Chapter 18 - Documents tabled in the Senate
Documents quoted in debate
A document quoted
by a senator may be ordered to be laid on the
table by motion without notice moved immediately on the conclusion of the
speech of the senator who quoted the document (SO 168). Ministers may refuse
to table a document under this procedure if it is stated to be of a
confidential nature or if it should more properly be obtained by address. Such
a refusal is subject to any subsequent order of the Senate that the document be
produced.
In practice, senators usually ask other senators if they will table
quoted documents. Ministers may table documents by right but may decline to
table on the basis that the quoted document is confidential. A senator who is
not a minister has no power to table documents under the standing orders, and
must obtain the leave of the Senate to do so. It is more appropriate therefore
for senators wanting documents quoted by private senators to follow the
standing orders and move that the document be tabled. That motion is open to
debate, subject to the rule of relevance, so that debate is confined to reasons
for tabling the document.
The Standing Orders Committee recommended, in the light of
contradictory precedents, that the standing order should be interpreted as
applying only to a document actually in a senator’s possession in the chamber
(Second Report, 61st Session, 20 October 1983, PP 111/1983).

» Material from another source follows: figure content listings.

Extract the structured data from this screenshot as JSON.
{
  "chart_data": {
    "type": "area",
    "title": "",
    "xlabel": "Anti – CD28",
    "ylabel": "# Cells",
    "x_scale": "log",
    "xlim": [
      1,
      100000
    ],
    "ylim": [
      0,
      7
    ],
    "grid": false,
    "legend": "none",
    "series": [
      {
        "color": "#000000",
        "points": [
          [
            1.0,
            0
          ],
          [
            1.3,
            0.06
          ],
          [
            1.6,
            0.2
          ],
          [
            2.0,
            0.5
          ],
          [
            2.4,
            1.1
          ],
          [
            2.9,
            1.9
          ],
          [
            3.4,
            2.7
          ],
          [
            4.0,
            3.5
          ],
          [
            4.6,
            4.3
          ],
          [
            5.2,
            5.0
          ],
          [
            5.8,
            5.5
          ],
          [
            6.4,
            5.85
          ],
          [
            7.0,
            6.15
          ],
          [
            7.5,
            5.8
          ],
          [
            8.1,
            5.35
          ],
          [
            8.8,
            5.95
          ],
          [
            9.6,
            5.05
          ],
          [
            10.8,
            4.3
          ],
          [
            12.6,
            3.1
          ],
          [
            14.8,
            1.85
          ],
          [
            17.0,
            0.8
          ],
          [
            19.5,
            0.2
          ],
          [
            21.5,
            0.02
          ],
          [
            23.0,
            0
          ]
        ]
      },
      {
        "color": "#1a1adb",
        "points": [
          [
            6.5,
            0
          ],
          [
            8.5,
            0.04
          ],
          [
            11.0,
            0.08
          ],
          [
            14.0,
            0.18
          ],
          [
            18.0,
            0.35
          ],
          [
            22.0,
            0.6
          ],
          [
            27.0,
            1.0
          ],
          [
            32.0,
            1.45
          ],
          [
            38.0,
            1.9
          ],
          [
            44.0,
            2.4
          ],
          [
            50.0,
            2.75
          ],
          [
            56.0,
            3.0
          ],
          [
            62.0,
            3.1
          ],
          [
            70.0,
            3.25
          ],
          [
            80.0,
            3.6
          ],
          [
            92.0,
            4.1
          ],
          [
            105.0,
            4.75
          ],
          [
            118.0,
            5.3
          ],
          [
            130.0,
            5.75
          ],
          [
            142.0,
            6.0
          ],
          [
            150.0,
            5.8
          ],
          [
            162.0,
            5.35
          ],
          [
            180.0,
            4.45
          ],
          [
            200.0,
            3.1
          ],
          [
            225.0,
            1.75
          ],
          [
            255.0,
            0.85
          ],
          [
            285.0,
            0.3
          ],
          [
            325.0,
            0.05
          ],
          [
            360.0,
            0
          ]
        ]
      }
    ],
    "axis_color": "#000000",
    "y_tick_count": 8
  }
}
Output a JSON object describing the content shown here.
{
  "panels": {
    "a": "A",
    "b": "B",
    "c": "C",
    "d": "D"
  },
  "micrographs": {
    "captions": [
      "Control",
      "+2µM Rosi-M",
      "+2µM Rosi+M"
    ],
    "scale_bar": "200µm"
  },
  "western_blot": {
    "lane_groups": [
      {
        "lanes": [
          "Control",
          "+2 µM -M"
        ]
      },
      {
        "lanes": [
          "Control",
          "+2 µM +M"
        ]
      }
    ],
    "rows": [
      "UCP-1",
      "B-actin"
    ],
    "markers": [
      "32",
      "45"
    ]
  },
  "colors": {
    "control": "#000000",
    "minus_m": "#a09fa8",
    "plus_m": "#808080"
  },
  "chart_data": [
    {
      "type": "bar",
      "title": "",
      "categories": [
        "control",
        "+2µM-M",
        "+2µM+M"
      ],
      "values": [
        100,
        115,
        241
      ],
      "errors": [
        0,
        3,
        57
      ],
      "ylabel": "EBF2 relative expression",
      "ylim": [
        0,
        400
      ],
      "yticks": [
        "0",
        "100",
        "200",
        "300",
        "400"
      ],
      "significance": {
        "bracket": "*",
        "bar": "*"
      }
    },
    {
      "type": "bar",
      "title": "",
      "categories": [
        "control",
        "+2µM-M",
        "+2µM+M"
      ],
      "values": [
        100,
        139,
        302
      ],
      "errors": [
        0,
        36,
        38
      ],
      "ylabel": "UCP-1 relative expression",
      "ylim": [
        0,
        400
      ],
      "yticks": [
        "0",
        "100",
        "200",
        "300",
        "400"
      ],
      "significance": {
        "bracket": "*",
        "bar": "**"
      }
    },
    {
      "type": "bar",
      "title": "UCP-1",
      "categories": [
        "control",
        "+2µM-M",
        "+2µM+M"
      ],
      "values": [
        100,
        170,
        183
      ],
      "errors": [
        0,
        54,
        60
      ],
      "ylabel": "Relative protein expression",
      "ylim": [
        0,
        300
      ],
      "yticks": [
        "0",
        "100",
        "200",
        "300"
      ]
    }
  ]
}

This principle has since been followed.
The Standing Orders Committee also recommended (First Report, 62nd
Session, 15 October 1985, PP 504/1985), that the terms of standing order 168 apply only to a
document which is actually quoted by a senator and have no application to
speech notes used by a senator. There have nevertheless been cases of senators
tabling their speech notes.
The operation of these procedures is set out more fully in Chapter 10,
Debate, under Quotation of documents.